Lloyd’s Chairman Sax Riley told an audience of 600 insurance professionals in Milan, Italy that the way in which business organizations manage the risks they face is becoming an increasingly important factor in the price they pay for their insurance.
Riley stated that, contrary to the 1990’s when low rates were the norm, the return to hard market conditions in the industry meant that insurers were now able to offer greater discounts for good risk management. “We are now seeing a return to the concept of payback for improvements to risk management practice.

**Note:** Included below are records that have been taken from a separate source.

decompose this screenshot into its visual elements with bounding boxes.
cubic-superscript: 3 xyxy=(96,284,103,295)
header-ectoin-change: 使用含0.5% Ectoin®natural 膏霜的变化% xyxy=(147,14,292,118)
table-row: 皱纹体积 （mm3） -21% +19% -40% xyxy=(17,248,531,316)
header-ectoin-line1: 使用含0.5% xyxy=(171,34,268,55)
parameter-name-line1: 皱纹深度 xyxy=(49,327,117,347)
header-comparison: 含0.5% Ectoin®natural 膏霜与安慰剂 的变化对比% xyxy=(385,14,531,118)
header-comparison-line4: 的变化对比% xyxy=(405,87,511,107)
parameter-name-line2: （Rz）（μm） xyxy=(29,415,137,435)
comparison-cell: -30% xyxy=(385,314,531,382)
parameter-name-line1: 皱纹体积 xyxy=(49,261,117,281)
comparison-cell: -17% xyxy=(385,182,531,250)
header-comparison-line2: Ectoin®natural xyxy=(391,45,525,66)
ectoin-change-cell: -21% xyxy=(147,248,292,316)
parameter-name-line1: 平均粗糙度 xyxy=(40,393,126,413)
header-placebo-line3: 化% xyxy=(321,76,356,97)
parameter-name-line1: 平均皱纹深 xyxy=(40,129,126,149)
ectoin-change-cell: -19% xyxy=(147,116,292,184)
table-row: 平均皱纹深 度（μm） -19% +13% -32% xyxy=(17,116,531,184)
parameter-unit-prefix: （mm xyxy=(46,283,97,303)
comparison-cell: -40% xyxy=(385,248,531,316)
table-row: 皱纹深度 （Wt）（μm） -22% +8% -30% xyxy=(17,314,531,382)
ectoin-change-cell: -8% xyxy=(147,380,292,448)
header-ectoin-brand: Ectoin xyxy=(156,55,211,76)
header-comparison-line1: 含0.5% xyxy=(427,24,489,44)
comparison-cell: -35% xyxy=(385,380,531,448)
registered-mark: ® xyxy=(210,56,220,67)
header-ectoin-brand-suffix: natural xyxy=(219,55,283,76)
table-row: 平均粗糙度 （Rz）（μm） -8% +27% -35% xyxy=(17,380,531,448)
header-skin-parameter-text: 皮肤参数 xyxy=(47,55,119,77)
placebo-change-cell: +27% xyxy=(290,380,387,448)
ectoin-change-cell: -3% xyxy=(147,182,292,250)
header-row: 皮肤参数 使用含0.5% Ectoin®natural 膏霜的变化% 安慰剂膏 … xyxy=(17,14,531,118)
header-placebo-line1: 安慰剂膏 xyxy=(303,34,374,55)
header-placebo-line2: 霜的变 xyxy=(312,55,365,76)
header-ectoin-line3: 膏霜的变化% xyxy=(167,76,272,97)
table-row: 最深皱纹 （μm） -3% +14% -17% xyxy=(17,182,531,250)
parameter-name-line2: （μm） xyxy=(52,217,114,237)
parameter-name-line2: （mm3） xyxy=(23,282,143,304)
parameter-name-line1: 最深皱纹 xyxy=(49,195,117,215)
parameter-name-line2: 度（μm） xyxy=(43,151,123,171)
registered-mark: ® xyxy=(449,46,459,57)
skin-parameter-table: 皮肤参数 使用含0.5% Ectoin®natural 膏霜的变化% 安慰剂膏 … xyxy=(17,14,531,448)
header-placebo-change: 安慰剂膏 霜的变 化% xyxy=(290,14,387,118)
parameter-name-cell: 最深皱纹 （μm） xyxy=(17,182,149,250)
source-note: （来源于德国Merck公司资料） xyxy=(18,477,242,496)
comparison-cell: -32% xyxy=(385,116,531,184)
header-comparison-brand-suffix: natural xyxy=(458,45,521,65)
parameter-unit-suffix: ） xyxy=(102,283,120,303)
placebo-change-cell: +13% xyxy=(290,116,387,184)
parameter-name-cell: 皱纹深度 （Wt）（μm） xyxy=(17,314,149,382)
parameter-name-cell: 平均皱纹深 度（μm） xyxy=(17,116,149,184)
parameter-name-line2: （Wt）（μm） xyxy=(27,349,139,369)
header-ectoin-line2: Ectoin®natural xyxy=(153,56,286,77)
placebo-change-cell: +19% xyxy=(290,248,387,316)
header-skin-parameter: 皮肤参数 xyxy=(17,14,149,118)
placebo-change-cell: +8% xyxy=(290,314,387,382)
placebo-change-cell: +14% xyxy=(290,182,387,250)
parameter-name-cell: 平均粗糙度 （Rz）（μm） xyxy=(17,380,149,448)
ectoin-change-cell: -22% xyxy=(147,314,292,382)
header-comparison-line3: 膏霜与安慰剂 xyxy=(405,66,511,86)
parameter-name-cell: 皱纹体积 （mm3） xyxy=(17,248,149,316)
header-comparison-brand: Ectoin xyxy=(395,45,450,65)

Right now, a good risk manager is worth his or her weight in gold.”
“In the soft cycle of the mid-to-late 90s, it was virtually impossible to discount premium rates that were already cut to the bone,” Riley continued. ‘”Now, as high rates are encouraging insurers and their clients to work together closely, insurers have more opportunity to encourage and reward best practice risk management techniques.”
He indicated that with the discounts available insurance intermediaries have found it much easier to sell risk management advice to their clients, and pointed out that “risks that do not aggregate or correlate are currently extremely attractive to the market in this post-September 11 period, it is increasingly important to examine ways of creating risk separation and looking at risk in different ways.”
As an example Riley pointed to the availability of price discounts of up to 35 percent in Texas homeowners policies for fitting approved hail resistant roofing.
The bulletin went on to note that “Businesses can receive discounts on the price of their insurance for a wide range of risk management measures including fitting improved fire safety equipment, improving security, instituting new safety policies for staff, or retaining a greater proportion of their own risk.”